Kyle Edmund must toughen up and learn how to win ugly if he is to emulate the success of compatriot Andy Murray, according to Tim Henman.
Edmund has risen to British number one while Murray has fought injury, but he is yet to threaten to scale the heights of the Scotsman, who is set to make his comeback in 2019.
However, Edmund remains Murray’s long-term successor in terms of top-level British men’s tennis, and Henman has some advice on how he can bridge the remaining gap.
“I think Murray is a phenomenal competitor because irrespective of the score, he’s just there point in, point out,” Henman said.
“I think Kyle’s a good competitor and he’s shown that he can be a very good competitor in five-set matches.
“But I think if he can win more matches when he’s not playing particularly well, that defines you as a player.
“If you’re using round numbers you probably around 100 matches in a year.

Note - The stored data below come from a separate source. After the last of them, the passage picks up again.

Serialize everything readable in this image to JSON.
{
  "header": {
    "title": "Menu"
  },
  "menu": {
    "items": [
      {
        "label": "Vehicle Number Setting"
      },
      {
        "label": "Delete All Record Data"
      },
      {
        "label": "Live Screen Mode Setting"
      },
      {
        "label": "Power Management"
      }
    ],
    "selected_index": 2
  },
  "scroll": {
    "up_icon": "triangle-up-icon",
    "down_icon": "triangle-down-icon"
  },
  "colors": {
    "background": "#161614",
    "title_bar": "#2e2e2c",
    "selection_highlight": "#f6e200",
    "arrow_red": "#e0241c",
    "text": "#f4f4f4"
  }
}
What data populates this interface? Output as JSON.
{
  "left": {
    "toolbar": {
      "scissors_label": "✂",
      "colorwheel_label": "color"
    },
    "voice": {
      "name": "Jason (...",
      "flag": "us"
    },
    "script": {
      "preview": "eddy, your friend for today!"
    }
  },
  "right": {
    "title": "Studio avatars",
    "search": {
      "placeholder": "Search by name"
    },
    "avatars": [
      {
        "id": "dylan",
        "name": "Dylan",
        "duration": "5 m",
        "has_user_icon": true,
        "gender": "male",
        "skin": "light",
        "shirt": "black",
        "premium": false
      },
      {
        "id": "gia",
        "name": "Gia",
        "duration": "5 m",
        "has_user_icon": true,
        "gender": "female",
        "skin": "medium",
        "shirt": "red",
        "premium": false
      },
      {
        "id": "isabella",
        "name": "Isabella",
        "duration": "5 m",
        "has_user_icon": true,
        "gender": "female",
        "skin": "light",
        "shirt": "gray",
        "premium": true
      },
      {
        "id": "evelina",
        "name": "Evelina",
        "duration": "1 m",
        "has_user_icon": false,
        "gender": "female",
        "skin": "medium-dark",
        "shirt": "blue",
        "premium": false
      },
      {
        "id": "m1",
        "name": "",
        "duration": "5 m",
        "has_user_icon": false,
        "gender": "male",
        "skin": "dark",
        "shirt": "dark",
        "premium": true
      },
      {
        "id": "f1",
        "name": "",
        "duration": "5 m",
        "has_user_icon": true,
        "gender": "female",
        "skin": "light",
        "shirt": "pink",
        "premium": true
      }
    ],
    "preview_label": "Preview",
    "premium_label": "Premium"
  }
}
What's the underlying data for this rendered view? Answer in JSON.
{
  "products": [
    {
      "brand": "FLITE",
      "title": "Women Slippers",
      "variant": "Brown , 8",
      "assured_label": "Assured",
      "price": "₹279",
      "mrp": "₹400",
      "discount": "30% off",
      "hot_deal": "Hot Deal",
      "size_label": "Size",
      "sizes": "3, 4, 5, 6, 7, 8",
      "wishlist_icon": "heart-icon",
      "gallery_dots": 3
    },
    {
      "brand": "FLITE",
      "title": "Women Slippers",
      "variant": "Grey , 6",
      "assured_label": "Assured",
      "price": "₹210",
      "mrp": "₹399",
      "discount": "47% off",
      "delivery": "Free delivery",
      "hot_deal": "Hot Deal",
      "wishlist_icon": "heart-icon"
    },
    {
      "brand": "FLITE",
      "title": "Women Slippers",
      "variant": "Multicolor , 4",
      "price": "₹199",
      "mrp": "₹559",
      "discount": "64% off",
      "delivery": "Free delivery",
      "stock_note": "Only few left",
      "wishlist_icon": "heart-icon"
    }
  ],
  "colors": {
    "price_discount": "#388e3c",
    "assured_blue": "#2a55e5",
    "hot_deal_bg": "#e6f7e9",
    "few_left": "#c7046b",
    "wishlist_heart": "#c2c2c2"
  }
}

“You’re going to play 10 matches where you’re going to play brilliantly and you’re going to win, doesn’t really matter what your opponent does.
“You’re going to play 10 matches where you play horrifically and you’re going to lose, but you have 80 matches in the middle.
“They define you, and it’s what percentage that you can win of those.
“The very best win a lot of them, and I think that’s in actual fact where Kyle – through competing a bit better – can make improvements.
“There are a lot of matches and a lot of times where you’re going to play ok but can you find a way to win?
“Kyle does that well because he’s a top 20 player but to go that next level he need to make those improvements.”